Chad Sellers’ father Richard Sellers founded Equity Fifty-Five 21 years ago with a vision to blend technology and people without compromising customer service. As the second-generation owner, Chad Sellers is working to continue his father’s vision and last year expanded his company’s reach into St. Clair County. Business writer Will Buss recently visited the company’s office in O’Fallon to meet Sellers and learn more about his service:

Where does the company name come from?

“I’ve been asking a million times. Fifty-five was the one-time capital gains exclusion. So at age 55, our parents or grandparents could retire and they could tap into that equity, because the home equity loan did not exist and the reverse mortgage did not exist back then. So these older folks, the generation of my dad’s parents, they were house rich and cash poor. So they owned a house and there was no way to tap into that equity. But at age 55, you could sell your house and tax-free pull out all of the money on your house that you wanted and there was no tax consequence. So Equity Fifty-Five was born not to be a real estate company. My dad testified in front of Congress, and he was part of the founding members for the National Center on Home Equity Conversion, which became reverse mortgages. So his vision, and it could have went either way, it was getting done through a sale and a lease back where the elderly person could stay in their own home. But Congress ended up taking it to the banking industry. It was 1970, and he was researching that. He was on the front end. My biggest challenge came when I came out of college in 1996. I was thinking, ‘How am I going to market this name?’ But we had gotten so entrenched in our other markets that it has become a household word. But that’s where the name comes from. It had a meaning, and it had an origin and we’ve never lost sight of it. The equity is still the build-up in your home, and we help people find solutions to their real estate challenges.”

What is your background?

“I’m a second generation. My dad never sold a piece of real estate. My dad actually got a real estate license to do home equity conversion. When I graduated from the U of I, my passion was to list and sell houses and help people find their dream homes. It grew from a single-agent office to 10, and then we partnered up with agents from all different companies. We have our own culture that is really about going the extra mile. It was all about trying to treat the customer the way we want to be treated and then going out there, if you did a good job, the money would come. It was never about making money, first. We’ve taken agents that were never real estate people, and we’ve instilled that culture in them, trained them from the ground up. We care on a real human level and we’re pretty good at what we do. We outperform the market at our other two stores, and we want to help people here in St. Clair County.”

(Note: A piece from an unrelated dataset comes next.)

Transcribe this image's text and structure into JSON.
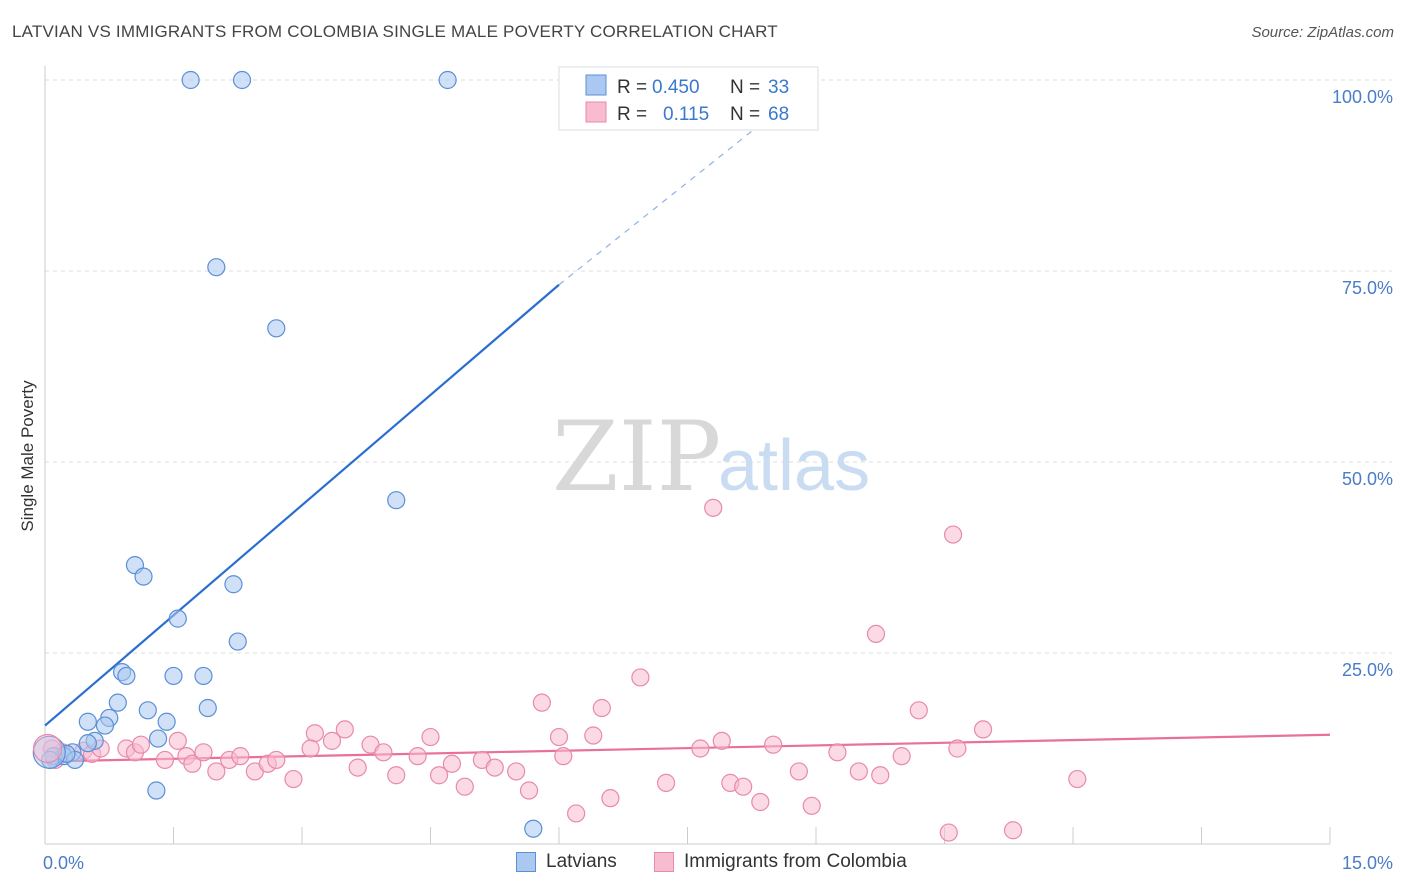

Where else are you located?

“Breese is our main office, and Highland is a branch office. Ed Kleber is my partner; he runs the branch office in Highland. He’s just a great partner.”

What real estate services do you provide?

“Our main business is listing and selling homes, much like the mainstream real estate companies. We’re our own brand. We’re not a franchise. We are one of the only independents in the metro-east that has multiple offices that aren’t a big franchise. We are also in the title business, so we are part of the community title network, so we’ve got in-house title services.”

What else does your business do for the communities you serve?

“We try to be involved in the community at a grassroots level. From the schools to fundraisers and whatever we can do to get involved, our saying is ‘give where you live.’ That’s been our secret to success and service.”

How is the business going right now?

“As far as real estate in general, real estate is back vogue. You could have put a ‘free’ sign on one of our houses six or seven years ago, and I don’t think that anybody would have even cared. Real estate is back. We helped lead the way back to the financial recovery. The National Association of Realtors quoted a number, I don’t the exact number, but it’s astronomical. It’s above $40,000. Every time a property is sold in a community, in injects in the neighborhood $40,000 of capital back into the community, from the carpet layers to the insurance companies to the Home Depots of the world. What I see is more economic growth, and I think it’s the backbone of the economy, in general. And we don’t take credit for that, I’m just saying that we recognize our place in that.”

Contact reporter Will Buss at wbuss@bnd.com or 618-239-2526.

Chad Sellers

Job: Owner, Equity Fifty-Five Realty LLC at 397 North St. in Breese, 1B Woodcrest Drive in Highland and 715 Lakepointe Centre Drive in O’Fallon

Outlook: “We have our own culture that is really about going the extra mile. It was all about trying to treat the customer the way we want to be treated and then going out there, if you did a good job, the money would come. It was never about making money, first.”